The Human Rights Tribunal had found that the Petitioners had discriminated against the Respondent by refusing him taxi service based on his physical disability. The reviewing court upheld the finding of discrimination as reasonable, but set aside the monetary penalty, as the Petitioners had not been accorded a right to respond on the issue of remedy.

Administrative law – Human rights complaints – Discrimination – Disability – Decisions of administrative tribunals – Human Rights Tribunal – Judicial review – Natural justice – Damages – Remedies

Foglia v. Edwards, [2007] B.C.J. No. 1301, British Columbia Supreme Court, June 14, 2007, McEwan J.

The Respondent had filed a complaint alleging discrimination against the Petitioners on the basis that they had refused to provide a service or facility customarily available to the public, based on physical disability, contrary to s. 8 of the Human Rights Code. The Respondent was unable to use his legs and mobilized himself by using wrist-held crutches. The Petitioners had expressed concern that the Respondent’s method of entry into their taxis created a risk of unexpected airbag release.

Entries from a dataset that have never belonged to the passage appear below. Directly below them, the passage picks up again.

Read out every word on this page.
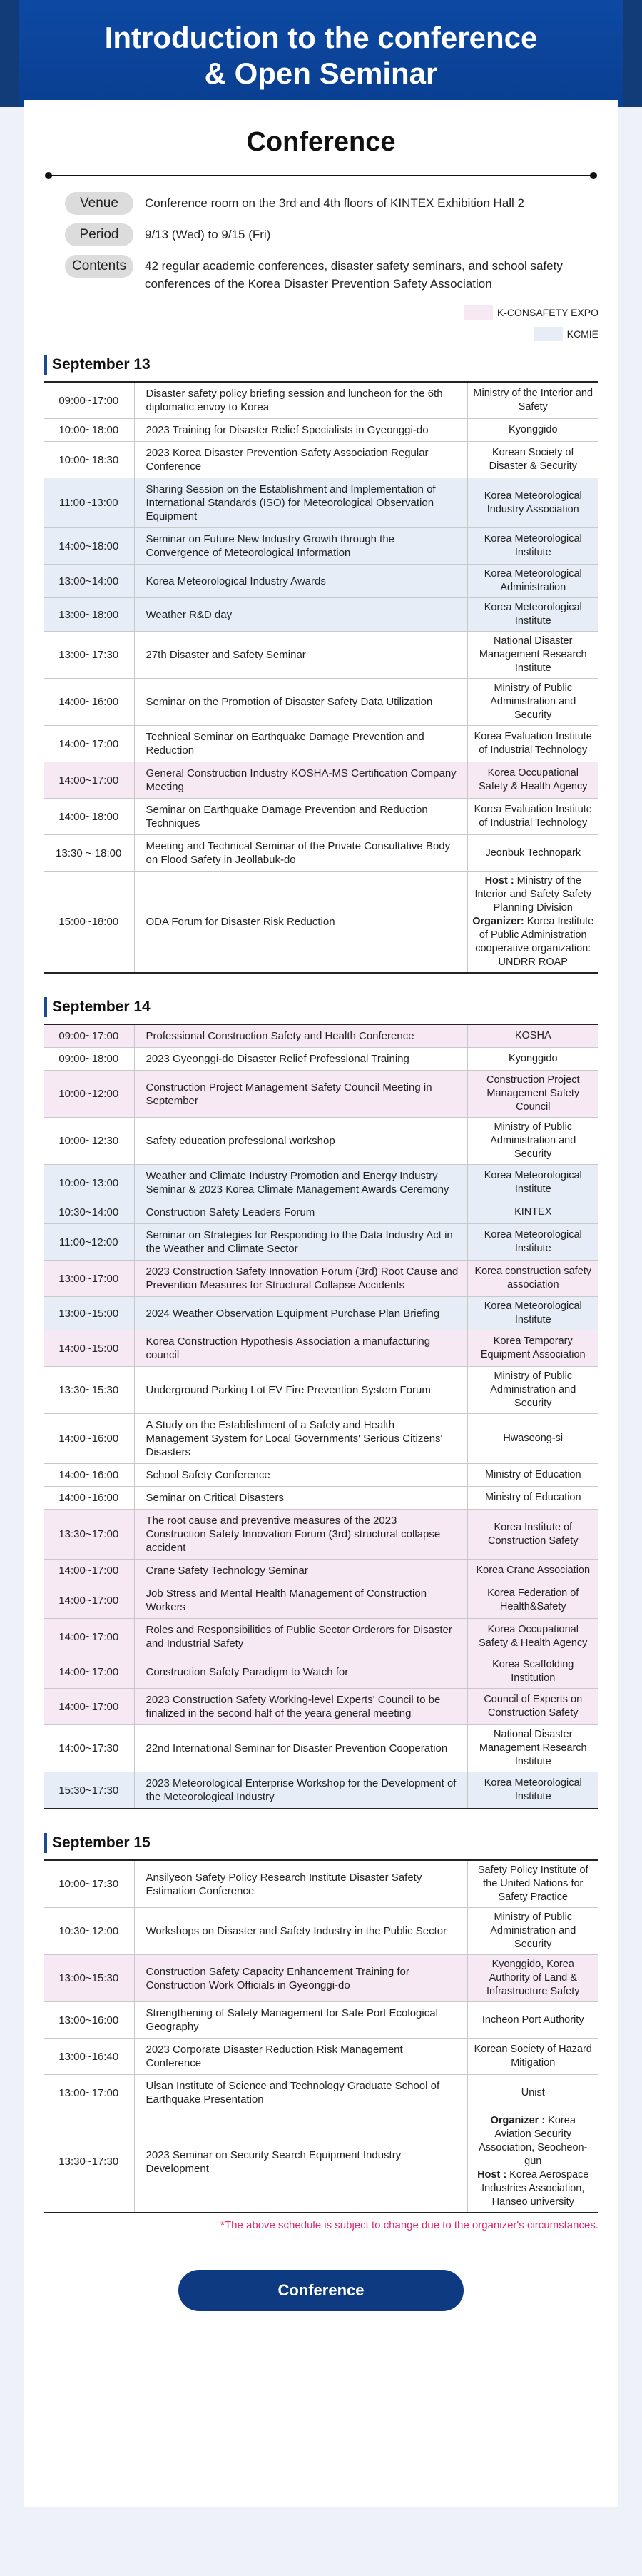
Introduction to the conference
& Open Seminar
Conference
Venue	Conference room on the 3rd and 4th floors of KINTEX Exhibition Hall 2
Period	9/13 (Wed) to 9/15 (Fri)
Contents	42 regular academic conferences, disaster safety seminars, and school safety conferences of the Korea Disaster Prevention Safety Association
K-CONSAFETY EXPO
KCMIE
September 13
09:00~17:00	Disaster safety policy briefing session and luncheon for the 6th diplomatic envoy to Korea	Ministry of the Interior and Safety
10:00~18:00	2023 Training for Disaster Relief Specialists in Gyeonggi-do	Kyonggido
10:00~18:30	2023 Korea Disaster Prevention Safety Association Regular Conference	Korean Society of Disaster & Security
11:00~13:00	Sharing Session on the Establishment and Implementation of International Standards (ISO) for Meteorological Observation Equipment	Korea Meteorological Industry Association
14:00~18:00	Seminar on Future New Industry Growth through the Convergence of Meteorological Information	Korea Meteorological Institute
13:00~14:00	Korea Meteorological Industry Awards	Korea Meteorological Administration
13:00~18:00	Weather R&D day	Korea Meteorological Institute
13:00~17:30	27th Disaster and Safety Seminar	National Disaster Management Research Institute
14:00~16:00	Seminar on the Promotion of Disaster Safety Data Utilization	Ministry of Public Administration and Security
14:00~17:00	Technical Seminar on Earthquake Damage Prevention and Reduction	Korea Evaluation Institute of Industrial Technology
14:00~17:00	General Construction Industry KOSHA-MS Certification Company Meeting	Korea Occupational Safety & Health Agency
14:00~18:00	Seminar on Earthquake Damage Prevention and Reduction Techniques	Korea Evaluation Institute of Industrial Technology
13:30 ~ 18:00	Meeting and Technical Seminar of the Private Consultative Body on Flood Safety in Jeollabuk-do	Jeonbuk Technopark
15:00~18:00	ODA Forum for Disaster Risk Reduction	Host : Ministry of the Interior and Safety Safety Planning Division
Organizer: Korea Institute of Public Administration cooperative organization: UNDRR ROAP
September 14
09:00~17:00	Professional Construction Safety and Health Conference	KOSHA
09:00~18:00	2023 Gyeonggi-do Disaster Relief Professional Training	Kyonggido
10:00~12:00	Construction Project Management Safety Council Meeting in September	Construction Project Management Safety Council
10:00~12:30	Safety education professional workshop	Ministry of Public Administration and Security
10:00~13:00	Weather and Climate Industry Promotion and Energy Industry Seminar & 2023 Korea Climate Management Awards Ceremony	Korea Meteorological Institute
10:30~14:00	Construction Safety Leaders Forum	KINTEX
11:00~12:00	Seminar on Strategies for Responding to the Data Industry Act in the Weather and Climate Sector	Korea Meteorological Institute
13:00~17:00	2023 Construction Safety Innovation Forum (3rd) Root Cause and Prevention Measures for Structural Collapse Accidents	Korea construction safety association
13:00~15:00	2024 Weather Observation Equipment Purchase Plan Briefing	Korea Meteorological Institute
14:00~15:00	Korea Construction Hypothesis Association a manufacturing council	Korea Temporary Equipment Association
13:30~15:30	Underground Parking Lot EV Fire Prevention System Forum	Ministry of Public Administration and Security
14:00~16:00	A Study on the Establishment of a Safety and Health Management System for Local Governments' Serious Citizens' Disasters	Hwaseong-si
14:00~16:00	School Safety Conference	Ministry of Education
14:00~16:00	Seminar on Critical Disasters	Ministry of Education
13:30~17:00	The root cause and preventive measures of the 2023 Construction Safety Innovation Forum (3rd) structural collapse accident	Korea Institute of Construction Safety
14:00~17:00	Crane Safety Technology Seminar	Korea Crane Association
14:00~17:00	Job Stress and Mental Health Management of Construction Workers	Korea Federation of Health&Safety
14:00~17:00	Roles and Responsibilities of Public Sector Orderors for Disaster and Industrial Safety	Korea Occupational Safety & Health Agency
14:00~17:00	Construction Safety Paradigm to Watch for	Korea Scaffolding Institution
14:00~17:00	2023 Construction Safety Working-level Experts' Council to be finalized in the second half of the yeara general meeting	Council of Experts on Construction Safety
14:00~17:30	22nd International Seminar for Disaster Prevention Cooperation	National Disaster Management Research Institute
15:30~17:30	2023 Meteorological Enterprise Workshop for the Development of the Meteorological Industry	Korea Meteorological Institute
September 15
10:00~17:30	Ansilyeon Safety Policy Research Institute Disaster Safety Estimation Conference	Safety Policy Institute of the United Nations for Safety Practice
10:30~12:00	Workshops on Disaster and Safety Industry in the Public Sector	Ministry of Public Administration and Security
13:00~15:30	Construction Safety Capacity Enhancement Training for Construction Work Officials in Gyeonggi-do	Kyonggido, Korea Authority of Land & Infrastructure Safety
13:00~16:00	Strengthening of Safety Management for Safe Port Ecological Geography	Incheon Port Authority
13:00~16:40	2023 Corporate Disaster Reduction Risk Management Conference	Korean Society of Hazard Mitigation
13:00~17:00	Ulsan Institute of Science and Technology Graduate School of Earthquake Presentation	Unist
13:30~17:30	2023 Seminar on Security Search Equipment Industry Development	Organizer : Korea Aviation Security Association, Seocheon-gun
Host : Korea Aerospace Industries Association, Hanseo university
*The above schedule is subject to change due to the organizer's circumstances.
Conference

The Human Rights Tribunal found that the Respondent had established a prima facie case of discrimination and that the Petitioners had failed to establish a bone fide reasonable justification for refusing to transport the Respondent. The Tribunal ordered that the Petitioners cease their contravention of the Code and refrain from committing the same or a similar contravention and that they pay the Respondent $2,500 for compensation for injury to the Complainant’s feelings, dignity and self respect.

The Court held that there was no debate that a prima facie case of discrimination had been made out on the facts. The hearing turned on whether the Petitioner was justified in refusing to transport the Respondent on the basis of his safety and damage concerns over the Respondent’s use of the steering wheel in gaining entry to a taxi. The Court held that the view taken of the evidence by the Tribunal was not the only one possible, but it was certainly within the range of views that could have been taken and was therefore not unreasonable.

The Court rejected the Petitioner’s submission that the Tribunal should have done its own research on the subject. This misunderstands the role of a Tribunal, which is to consider the case on the evidence before it, not to investigate and draw inferences on the basis of material that neither party could test or debate. The Tribunal’s finding that the Petitioners had discriminated against the Respondent in contravention of s. 8(1) of the Code was supportable and could not be said to be wrong within the appropriate test.

In awarding damages, the Tribunal had gone further than the Respondent himself, who sought no monetary damages. It was not clear that the Petitioner had adequate notice of his jeopardy or was given any opportunity to address damages. There was no representation of his views on the judgment and the only comment is the Respondent’s suggestion that he has not been seeking a monetary award. The Court held that the Petitioner was entitled to rely on what the Respondent had represented in the circumstances and that the rule of natural justice that the Petitioner had a right to be heard on the subject of remedy was breached. In the circumstances, the Court did not disturb the order under s. 37(2)(a) to cease and refrain from the discrimination, but set aside the order under s. 37(2)(d)(iii) in order that there would be no monetary penalty.